High-Dimensional Bayesian Model Comparison in Cosmology with GPU-accelerated Nested Sampling and Neural Emulators
Toby Lovick, David Yallup, Davide Piras, Alessio Spurio Mancini, Will Handley
TL;DR
This work tackles the computational challenge of Bayesian model comparison in high-dimensional cosmology by deploying a GPU-accelerated Nested Sampling framework that leverages JAX-based neural emulators to compute likelihoods and the evidence $\\mathcal{Z}$. It demonstrates substantial wall-clock speed-ups over CPU-based approaches and achieves reliable evidence calculations for both a 6D CMB problem and a 37/39D cosmic shear analysis, including a 39D CPL vs $\Lambda$CDM comparison, on a single A100 GPU. By contrasting NS with gradient-based MCMC approaches using a learned harmonic mean estimator for $\\mathcal{Z}$, the paper shows that vectorisation and emulator-based likelihoods render NS competitive in speed for vectorisable problems and drastically reduce runtimes for challenging high-dimensional analyses. The results imply that GPU-accelerated NS, paired with differentiable emulators, enables robust model selection and broader exploration of cosmological models for current and upcoming surveys, with clear paths toward multi-GPU scaling and further emulator enhancements.
Abstract
We demonstrate a GPU-accelerated nested sampling framework for efficient high-dimensional Bayesian inference in cosmology.
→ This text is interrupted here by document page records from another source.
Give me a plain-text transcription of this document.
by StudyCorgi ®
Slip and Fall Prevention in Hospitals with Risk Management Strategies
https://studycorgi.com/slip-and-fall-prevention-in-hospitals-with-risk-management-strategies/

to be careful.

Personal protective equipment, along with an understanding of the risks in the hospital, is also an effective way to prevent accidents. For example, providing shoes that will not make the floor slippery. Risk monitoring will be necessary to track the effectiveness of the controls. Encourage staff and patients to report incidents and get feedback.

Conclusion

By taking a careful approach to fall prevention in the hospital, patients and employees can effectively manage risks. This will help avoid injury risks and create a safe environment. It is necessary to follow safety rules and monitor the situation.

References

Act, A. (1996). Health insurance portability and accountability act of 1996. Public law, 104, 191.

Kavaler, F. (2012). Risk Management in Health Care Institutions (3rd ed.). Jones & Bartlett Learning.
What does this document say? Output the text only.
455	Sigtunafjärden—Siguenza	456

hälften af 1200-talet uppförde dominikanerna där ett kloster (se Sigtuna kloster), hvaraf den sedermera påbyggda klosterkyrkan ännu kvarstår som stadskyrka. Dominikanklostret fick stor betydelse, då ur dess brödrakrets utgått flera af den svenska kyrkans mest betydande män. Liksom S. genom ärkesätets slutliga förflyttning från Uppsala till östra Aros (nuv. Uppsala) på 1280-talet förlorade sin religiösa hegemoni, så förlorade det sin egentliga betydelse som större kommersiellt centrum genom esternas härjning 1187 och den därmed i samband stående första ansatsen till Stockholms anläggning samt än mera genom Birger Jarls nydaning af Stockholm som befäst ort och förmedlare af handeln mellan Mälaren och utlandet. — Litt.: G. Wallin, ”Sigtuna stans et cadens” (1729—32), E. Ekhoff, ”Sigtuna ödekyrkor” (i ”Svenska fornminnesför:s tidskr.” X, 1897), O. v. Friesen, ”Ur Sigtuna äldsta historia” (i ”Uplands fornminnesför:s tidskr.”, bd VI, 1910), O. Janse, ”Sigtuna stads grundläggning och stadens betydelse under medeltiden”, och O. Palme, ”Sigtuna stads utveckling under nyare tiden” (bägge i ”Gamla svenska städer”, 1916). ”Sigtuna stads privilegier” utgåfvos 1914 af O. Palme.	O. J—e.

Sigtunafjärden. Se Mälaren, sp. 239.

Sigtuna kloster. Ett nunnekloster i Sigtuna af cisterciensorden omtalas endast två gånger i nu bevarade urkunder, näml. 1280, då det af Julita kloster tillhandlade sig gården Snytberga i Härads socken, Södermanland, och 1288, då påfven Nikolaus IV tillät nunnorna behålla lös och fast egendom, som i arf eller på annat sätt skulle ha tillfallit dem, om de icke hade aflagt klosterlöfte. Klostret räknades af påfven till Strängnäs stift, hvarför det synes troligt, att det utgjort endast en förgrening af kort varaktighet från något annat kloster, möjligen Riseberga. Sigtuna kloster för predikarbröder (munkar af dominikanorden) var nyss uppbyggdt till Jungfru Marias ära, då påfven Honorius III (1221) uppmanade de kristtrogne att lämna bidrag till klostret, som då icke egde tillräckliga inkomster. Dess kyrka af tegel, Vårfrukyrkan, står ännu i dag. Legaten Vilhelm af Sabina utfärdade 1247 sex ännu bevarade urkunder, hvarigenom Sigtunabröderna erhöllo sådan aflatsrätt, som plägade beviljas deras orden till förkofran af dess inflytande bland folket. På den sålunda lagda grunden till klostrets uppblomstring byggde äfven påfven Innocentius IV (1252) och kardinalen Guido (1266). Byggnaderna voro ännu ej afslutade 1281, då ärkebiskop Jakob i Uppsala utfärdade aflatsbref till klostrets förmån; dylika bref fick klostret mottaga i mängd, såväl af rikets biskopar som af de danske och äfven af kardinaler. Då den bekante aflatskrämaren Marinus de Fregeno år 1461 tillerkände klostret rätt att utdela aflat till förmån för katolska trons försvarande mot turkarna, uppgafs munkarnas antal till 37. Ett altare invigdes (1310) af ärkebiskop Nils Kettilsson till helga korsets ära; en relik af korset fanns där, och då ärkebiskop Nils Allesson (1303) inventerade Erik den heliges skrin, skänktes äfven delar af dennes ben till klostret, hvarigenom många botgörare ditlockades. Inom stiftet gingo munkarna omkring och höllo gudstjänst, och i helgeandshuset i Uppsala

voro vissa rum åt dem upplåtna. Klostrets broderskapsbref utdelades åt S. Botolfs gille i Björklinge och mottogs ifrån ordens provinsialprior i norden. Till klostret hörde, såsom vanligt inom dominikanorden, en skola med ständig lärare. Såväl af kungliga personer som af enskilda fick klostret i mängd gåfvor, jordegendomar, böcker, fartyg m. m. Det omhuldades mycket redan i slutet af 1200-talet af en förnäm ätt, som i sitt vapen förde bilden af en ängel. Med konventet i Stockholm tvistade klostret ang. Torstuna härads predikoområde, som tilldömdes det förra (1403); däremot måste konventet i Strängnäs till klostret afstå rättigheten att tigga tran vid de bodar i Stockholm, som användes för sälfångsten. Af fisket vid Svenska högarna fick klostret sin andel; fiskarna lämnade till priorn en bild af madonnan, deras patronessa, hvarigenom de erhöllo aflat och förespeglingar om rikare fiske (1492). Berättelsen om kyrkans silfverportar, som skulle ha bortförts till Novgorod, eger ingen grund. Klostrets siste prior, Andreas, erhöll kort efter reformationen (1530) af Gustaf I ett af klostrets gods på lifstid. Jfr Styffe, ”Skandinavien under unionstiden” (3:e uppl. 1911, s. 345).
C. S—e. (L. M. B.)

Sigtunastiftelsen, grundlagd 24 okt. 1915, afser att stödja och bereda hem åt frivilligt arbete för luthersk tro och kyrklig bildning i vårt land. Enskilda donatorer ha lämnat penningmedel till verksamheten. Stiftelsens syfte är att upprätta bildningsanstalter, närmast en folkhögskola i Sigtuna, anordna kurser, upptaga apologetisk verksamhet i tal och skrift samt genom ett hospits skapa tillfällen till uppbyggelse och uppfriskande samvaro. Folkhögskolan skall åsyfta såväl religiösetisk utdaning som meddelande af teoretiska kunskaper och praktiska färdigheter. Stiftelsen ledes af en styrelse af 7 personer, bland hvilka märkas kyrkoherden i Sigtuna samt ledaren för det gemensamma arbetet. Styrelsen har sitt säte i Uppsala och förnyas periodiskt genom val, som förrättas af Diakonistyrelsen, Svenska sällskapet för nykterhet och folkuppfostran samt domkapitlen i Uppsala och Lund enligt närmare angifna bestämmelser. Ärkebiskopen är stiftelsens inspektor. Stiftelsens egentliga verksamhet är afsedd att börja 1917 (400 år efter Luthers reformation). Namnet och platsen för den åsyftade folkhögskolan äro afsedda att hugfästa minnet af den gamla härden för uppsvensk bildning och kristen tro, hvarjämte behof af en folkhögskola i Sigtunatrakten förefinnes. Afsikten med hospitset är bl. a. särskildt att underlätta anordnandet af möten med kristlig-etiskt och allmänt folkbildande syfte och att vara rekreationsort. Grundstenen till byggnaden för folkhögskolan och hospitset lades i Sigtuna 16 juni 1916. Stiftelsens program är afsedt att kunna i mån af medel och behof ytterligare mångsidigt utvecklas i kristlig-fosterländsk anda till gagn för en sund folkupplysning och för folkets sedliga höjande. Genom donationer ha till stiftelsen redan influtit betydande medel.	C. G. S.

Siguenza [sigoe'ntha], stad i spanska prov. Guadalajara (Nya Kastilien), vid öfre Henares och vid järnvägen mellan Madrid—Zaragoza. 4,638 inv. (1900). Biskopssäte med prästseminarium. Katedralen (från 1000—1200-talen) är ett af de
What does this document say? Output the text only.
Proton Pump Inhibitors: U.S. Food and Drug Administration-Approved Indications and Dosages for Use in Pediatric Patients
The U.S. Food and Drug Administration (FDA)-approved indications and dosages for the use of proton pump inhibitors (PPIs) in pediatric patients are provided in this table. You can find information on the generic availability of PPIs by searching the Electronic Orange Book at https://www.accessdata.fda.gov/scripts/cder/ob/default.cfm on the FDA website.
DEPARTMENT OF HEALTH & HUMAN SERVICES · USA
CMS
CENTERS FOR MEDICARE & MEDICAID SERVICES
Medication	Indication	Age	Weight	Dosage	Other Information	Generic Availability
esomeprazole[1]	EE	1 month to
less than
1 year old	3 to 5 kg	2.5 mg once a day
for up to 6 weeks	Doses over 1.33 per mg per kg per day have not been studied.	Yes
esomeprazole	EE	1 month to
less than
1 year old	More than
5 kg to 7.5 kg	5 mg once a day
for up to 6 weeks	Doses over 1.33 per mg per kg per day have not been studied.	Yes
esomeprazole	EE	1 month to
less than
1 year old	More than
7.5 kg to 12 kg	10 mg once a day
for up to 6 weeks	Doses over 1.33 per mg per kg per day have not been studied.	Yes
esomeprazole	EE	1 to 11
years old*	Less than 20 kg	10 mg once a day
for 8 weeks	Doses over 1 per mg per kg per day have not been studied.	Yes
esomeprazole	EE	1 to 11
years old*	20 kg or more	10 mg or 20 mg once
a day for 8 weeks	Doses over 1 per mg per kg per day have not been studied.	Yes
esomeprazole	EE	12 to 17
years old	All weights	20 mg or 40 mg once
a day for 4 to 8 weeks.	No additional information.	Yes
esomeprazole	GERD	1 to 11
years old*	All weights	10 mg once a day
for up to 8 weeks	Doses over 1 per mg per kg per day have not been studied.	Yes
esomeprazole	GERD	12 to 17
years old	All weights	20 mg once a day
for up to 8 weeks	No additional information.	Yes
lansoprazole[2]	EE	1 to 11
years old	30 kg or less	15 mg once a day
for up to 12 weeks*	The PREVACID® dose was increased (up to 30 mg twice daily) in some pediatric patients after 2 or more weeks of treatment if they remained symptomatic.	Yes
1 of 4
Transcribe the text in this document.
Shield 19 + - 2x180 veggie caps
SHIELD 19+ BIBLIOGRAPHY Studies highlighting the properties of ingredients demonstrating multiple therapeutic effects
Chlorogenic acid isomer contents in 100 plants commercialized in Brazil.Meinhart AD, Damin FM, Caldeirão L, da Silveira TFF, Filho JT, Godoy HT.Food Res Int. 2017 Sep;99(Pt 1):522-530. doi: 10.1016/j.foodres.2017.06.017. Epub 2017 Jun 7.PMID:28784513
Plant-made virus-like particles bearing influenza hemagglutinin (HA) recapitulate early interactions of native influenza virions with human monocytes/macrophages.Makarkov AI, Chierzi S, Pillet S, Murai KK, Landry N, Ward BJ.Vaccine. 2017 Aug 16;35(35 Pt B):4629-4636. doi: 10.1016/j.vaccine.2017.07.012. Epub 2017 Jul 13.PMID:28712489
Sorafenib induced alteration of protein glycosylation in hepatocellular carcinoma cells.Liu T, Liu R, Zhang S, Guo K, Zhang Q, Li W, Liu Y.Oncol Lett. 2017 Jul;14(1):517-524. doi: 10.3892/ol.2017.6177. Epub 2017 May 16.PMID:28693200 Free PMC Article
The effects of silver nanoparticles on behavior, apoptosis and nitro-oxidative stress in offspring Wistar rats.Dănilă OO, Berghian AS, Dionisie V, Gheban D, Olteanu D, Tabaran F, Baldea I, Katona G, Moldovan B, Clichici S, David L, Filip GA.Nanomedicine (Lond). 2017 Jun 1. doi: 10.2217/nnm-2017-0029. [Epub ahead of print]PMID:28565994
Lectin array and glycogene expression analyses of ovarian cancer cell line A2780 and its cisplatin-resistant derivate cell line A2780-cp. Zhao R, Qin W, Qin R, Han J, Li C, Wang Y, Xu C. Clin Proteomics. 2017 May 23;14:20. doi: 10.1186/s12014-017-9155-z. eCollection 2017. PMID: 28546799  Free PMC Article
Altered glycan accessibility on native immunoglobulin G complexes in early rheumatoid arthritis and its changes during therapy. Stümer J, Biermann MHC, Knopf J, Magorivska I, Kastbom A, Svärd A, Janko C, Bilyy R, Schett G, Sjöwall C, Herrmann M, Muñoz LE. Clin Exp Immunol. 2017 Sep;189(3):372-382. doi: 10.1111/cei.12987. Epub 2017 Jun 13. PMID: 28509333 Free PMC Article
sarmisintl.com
Using JAX-based neural emulators and likelihoods for cosmic microwave background and cosmic shear analyses, our approach provides parameter constraints and direct calculation of Bayesian evidence. In the 39-dimensional $Λ$CDM vs $w_0w_a$ shear analysis, we produce Bayes factors and a robust error bar in just 2 days on a single A100 GPU, without loss of accuracy. Where CPU-based nested sampling can now be outpaced by methods relying on MCMC sampling and decoupled evidence estimation, we demonstrate that with GPU acceleration nested sampling offers the necessary speed-up to put it on equal computational footing with these methods, especially where reliable model comparison is paramount. We also explore interpolation in the matter power spectrum for cosmic shear analysis, finding a further factor of 4 speed-up with consistent posterior contours and Bayes factor. We put forward both nested and gradient-based sampling as useful tools for the modern cosmologist, where cutting-edge inference pipelines can yield orders of magnitude improvements in computation time.